— Ну вот, симпозиум развёл! — бросила молодая женщина церковному кассиру и резко повернулась к священнику.
— А вы почему в голубых ризах? По уставу положено венчать в белых!
— Сегодня праздник Пресвятой Владычицы нашей Богородицы, и это в Её честь священник надевает голубые одежды. Надеюсь, что Её покров будет над этой семьёй, — смиренно отвечал пожилой пастырь.
Он уже зажёг венчальные свечи, как взгляд его упал на самого старого представителя гостей. Распахнутый ворот рубахи не оставлял сомнений: на нём не было нательного креста.
— Что же вы без крестика, дорогой? Если забыли дома, купите, пожалуйста, и наденьте.
— Не надевал и не надену никогда! — гордо отчеканил старик. Трясущейся рукой постучал себя по лбу: — Мой крест — здесь!
Опешивший батюшка почти машинально произнес:
— Как ваше имя?
«Странно, — мелькнула мысль, — за двадцать лет службы в этом сельском храме впервые вижу этого старика».
— Никифор Степанович! — старик вскинул голову. И вдруг резко, с вызовом добавил: — Выведите меня! Выведите, если имеете право! А сам я не уйду!
Батюшка перевёл взгляд на молодых.
— Кто он вам? Родственник?
Невеста залилась краской стыда, прошептала:
— Дедушка.
И несколько пожилых женщин из постоянных прихожанок уже с готовностью и какой-то суматошной радостью тормошили священника:
— Вывести? Батюшка, вывести его? Ведь это же Никифор. Помните, рассказывали вам?
Отец Даниил не принял вызова, вздохнул:
— Нет, раб Божий Никифор, стойте, коль уж пришли. Стойте — как оглашенный в древней Церкви.

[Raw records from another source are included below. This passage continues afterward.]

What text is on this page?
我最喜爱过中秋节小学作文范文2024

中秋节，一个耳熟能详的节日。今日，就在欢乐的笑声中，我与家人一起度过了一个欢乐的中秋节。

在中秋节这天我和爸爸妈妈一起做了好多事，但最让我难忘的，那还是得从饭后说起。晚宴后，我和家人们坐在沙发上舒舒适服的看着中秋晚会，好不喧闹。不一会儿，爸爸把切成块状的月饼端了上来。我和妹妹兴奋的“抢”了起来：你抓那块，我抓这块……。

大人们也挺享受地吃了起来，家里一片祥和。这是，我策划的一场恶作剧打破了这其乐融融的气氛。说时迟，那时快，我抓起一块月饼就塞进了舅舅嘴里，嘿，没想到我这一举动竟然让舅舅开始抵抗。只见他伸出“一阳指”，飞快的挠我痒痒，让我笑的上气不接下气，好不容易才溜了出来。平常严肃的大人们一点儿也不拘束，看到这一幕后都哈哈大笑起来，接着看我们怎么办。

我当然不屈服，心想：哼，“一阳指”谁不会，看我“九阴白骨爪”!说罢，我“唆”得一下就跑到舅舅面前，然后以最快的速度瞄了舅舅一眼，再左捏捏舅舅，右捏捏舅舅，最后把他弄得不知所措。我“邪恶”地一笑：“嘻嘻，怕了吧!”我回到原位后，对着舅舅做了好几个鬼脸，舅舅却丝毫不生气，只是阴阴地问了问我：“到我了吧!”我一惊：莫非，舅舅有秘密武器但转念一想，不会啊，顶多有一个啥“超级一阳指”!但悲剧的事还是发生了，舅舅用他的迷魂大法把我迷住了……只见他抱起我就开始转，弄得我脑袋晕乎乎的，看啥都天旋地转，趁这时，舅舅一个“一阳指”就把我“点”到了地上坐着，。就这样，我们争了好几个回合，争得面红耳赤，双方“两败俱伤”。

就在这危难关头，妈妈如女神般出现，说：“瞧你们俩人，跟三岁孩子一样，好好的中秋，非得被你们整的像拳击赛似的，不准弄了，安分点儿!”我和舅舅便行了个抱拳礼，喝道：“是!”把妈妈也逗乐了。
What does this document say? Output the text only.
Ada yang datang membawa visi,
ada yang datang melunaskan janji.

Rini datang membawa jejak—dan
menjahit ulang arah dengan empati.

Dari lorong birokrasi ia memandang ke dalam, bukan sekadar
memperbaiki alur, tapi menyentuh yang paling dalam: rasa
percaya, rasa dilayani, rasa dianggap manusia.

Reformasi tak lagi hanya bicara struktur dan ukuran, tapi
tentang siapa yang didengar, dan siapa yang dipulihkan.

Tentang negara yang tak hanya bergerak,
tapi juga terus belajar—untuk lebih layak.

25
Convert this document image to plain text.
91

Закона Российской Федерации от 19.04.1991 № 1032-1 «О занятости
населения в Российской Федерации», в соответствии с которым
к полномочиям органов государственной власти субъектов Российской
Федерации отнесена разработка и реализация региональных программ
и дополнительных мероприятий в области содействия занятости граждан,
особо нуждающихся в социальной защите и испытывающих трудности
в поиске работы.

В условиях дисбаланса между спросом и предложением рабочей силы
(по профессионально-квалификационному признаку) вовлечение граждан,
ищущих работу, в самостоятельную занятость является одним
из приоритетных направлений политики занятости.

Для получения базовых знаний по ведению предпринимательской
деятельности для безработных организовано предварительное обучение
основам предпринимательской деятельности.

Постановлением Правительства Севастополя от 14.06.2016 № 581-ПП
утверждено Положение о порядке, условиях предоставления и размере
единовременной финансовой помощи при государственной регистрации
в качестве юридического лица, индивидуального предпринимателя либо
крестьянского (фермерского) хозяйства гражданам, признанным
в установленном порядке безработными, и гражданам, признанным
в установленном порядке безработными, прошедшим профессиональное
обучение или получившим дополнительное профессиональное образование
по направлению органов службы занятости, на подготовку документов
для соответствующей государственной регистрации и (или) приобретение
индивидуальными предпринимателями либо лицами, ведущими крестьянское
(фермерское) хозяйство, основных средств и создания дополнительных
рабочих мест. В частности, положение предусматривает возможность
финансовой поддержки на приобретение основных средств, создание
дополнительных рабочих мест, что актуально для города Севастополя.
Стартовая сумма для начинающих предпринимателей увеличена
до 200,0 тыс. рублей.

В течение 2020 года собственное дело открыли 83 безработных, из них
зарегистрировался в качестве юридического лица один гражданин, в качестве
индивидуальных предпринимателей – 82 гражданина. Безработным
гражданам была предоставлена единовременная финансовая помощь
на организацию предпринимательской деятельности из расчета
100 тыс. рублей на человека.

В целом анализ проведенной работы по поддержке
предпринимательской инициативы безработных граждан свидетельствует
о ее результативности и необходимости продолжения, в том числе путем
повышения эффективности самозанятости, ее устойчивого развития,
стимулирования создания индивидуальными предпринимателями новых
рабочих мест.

И потекли молитвы, призывающие Божие благословение на молодых, на супружескую жизнь и будущих детей. О Никифоре Степановиче забыли. А он стоял, прислонившись к входной двери, заложив за ноющую поясницу руки. Он и сам не знал, зачем пришёл сюда. Вот уже несколько дней в голове звучала услышанная по радио красивая и тревожная то ли песня, то ли молитва: «Не отвержи мене во время старости, внегда оскудевати крепости моей». Никифор Степанович не знал ни одной молитвы, даже «Господи, помилуй» ни разу в жизни не произнёс, привык во всём полагаться на свои силы, а не на какую-то там мистику. А вот поди ж ты — запали в сердце незнакомые слова.
Он оглядел старый храм, в котором был ещё ребенком. Вон — купель в углу. Должно быть, ещё та, в которой крестили его самого, и его родителей, и детей, и внуков. Если бы не внучка — не пришёл бы, не переступил этот порог. Мать водила в детстве. А чуть повзрослел, набрался большевистского ума — поклялся жизнь положить на борьбу с этим дурманом. И положил! Стал первым послевоенным председателем сельского совета, праздники антирелигиозные устраивал для молодёжи, рейды по хатам проводил — снимал иконы, выгонял в дни больших церковных служб на коммунистические субботники всех, кто мог двигаться. А если ухитрялись остаться дома и затем тайком пробирались в церковь — так тех встречал по дороге домой. «Что несёшь? Ах, яблочки? Спас, говоришь?» И летели те яблочки в грязные лужи, на радость гусям, под причитания баб и старух. «А за пазухой что? Кулич свячёный? На-кось, разговейся!» Да… Жизнь положил — вот и вышла почти вся. «Не отвержи мене во время старости…» А чего добился? Храм как стоял, так и стоит: фанатики религиозные на дали взорвать в двадцать девятом, держали оборону от уполномоченных. Сгинули все потом в тюрьмах да ссылках, а время ушло, и в войну церковь снова открыли. Попы нынче — и вовсе в почёте. Вон и по телевизору — правители нынешние на службах свечки держат. А бабы в лицо смеются: «Мы ж тебя, Степаныч, тогда научились дурить. Ты у нас за пазухами шарил, а мы просфорки да артос в волосах прятали!» Эх, бабы! Жену — и ту не углядел. Пока лежал хворый, отвела детей к попу и окрестила. Узнал — едва не убил. Поехал в райком, заявление написал: без моего ведома, мол, в нарушение социалистической законности, окрестили моих детей! Мне вскоре повышение вышло, забрали на работу в район, а попу тому запретили служить и нового прислали… А нынешний-то — гордый какой! — усмехнулся Никифор Степанович в сторону отца Даниила. — Вывел бы меня сейчас, да рапорт своему начальству послал — глядишь, и ему б повышение вышло. Сказывали — из городских он. А со своим милосердием ещё двадцать лет в деревне просидит.